Similarly, Rabbi Mena-hem of Chernobyl teaches that we should not think of ourselves as greater or lesser than others simply because we were or were not born into the lineage of priests. Rather, “Every one of Israel surely contains the entire Torah. … Every worshipper is called a ‘priest’ … To be a disciple of Aaron, loving peace and pursing peace, loving people and bringing them near to Torah” is the call for all of humanity (Me’or Eynayim on Leviticus 21:1). For Rav Menahem of Chernobyl, loving God requires that we all aspire to be priestly by engaging the world through acts of holiness, allowing every being created in God’s image to know the blessings of peace.
These two Hassidic masters teach me that in reading the ancient texts from Leviticus we should not dwell on who is and who isn’t a priest, nor should we focus on trying to make relevant the sacrificial system. The priestly rite of the Bible served its purpose in history. The bigger takeaway is one that transcends time, a paradigm that Aaron and his descendants were trying to model for all people in every generation: that each nefesh, every human being, must aspire to make a bridge to the priestly and the holy in all that we do.

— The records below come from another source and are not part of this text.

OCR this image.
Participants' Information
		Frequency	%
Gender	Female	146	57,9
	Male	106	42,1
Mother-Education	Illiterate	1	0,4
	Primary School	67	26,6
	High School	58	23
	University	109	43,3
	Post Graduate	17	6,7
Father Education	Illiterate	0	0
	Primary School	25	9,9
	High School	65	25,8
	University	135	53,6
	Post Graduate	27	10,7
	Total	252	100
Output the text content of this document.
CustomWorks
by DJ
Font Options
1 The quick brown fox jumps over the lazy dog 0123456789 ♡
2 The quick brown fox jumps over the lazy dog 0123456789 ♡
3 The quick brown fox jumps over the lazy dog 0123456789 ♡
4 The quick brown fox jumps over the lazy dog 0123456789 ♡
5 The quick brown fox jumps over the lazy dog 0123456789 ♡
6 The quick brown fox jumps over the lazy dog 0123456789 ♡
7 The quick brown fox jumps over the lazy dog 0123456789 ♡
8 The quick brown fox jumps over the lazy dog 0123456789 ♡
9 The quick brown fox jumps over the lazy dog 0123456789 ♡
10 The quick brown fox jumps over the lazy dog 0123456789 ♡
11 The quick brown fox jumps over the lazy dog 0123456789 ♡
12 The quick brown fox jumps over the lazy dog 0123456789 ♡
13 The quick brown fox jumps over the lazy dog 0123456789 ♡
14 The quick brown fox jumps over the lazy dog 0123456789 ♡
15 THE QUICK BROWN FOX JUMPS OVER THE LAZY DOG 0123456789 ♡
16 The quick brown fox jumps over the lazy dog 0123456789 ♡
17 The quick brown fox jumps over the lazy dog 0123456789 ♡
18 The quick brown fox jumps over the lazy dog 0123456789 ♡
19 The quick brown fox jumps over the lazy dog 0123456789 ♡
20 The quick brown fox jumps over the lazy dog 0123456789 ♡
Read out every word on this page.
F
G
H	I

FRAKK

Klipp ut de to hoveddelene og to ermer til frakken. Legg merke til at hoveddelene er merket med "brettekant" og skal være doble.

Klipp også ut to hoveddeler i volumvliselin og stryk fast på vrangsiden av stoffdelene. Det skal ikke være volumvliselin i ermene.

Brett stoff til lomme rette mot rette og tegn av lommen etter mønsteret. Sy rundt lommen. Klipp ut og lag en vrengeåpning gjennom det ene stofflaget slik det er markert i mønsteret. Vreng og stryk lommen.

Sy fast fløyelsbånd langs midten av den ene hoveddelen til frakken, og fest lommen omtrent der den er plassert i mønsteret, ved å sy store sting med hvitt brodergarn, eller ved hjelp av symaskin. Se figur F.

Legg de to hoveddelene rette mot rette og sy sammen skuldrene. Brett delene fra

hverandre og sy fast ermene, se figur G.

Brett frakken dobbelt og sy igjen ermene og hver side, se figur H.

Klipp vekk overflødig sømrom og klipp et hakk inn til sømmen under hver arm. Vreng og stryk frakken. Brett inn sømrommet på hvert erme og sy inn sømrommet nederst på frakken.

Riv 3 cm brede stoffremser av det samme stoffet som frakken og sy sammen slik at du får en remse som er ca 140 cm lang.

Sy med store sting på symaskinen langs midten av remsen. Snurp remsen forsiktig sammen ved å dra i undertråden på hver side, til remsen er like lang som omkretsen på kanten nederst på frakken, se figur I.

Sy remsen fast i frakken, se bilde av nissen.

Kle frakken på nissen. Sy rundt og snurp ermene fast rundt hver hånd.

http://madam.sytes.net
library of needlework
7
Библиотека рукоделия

It’s true that to function as a priest in the time of the Torah required you to be born a priest, but to live a priestly life only requires living a life of holiness. Earlier in the Torah, in the moments leading up to revelation at Sinai, God tells Israel, “Now then, if you will obey me faithfully and keep my covenant, you shall be my treasured possession … you shall be to me a kingdom of priests and a holy nation” (Exodus 19:5-6).
The Torah gives us a glimpse into what is possible as history unfolds and is retold. While history may be a thing of a the past, becoming a people of priests who bring holiness to the world through our deeds, is, and will forever be, at the heart of Leviticus, the Torah, and our lives for every generation to come.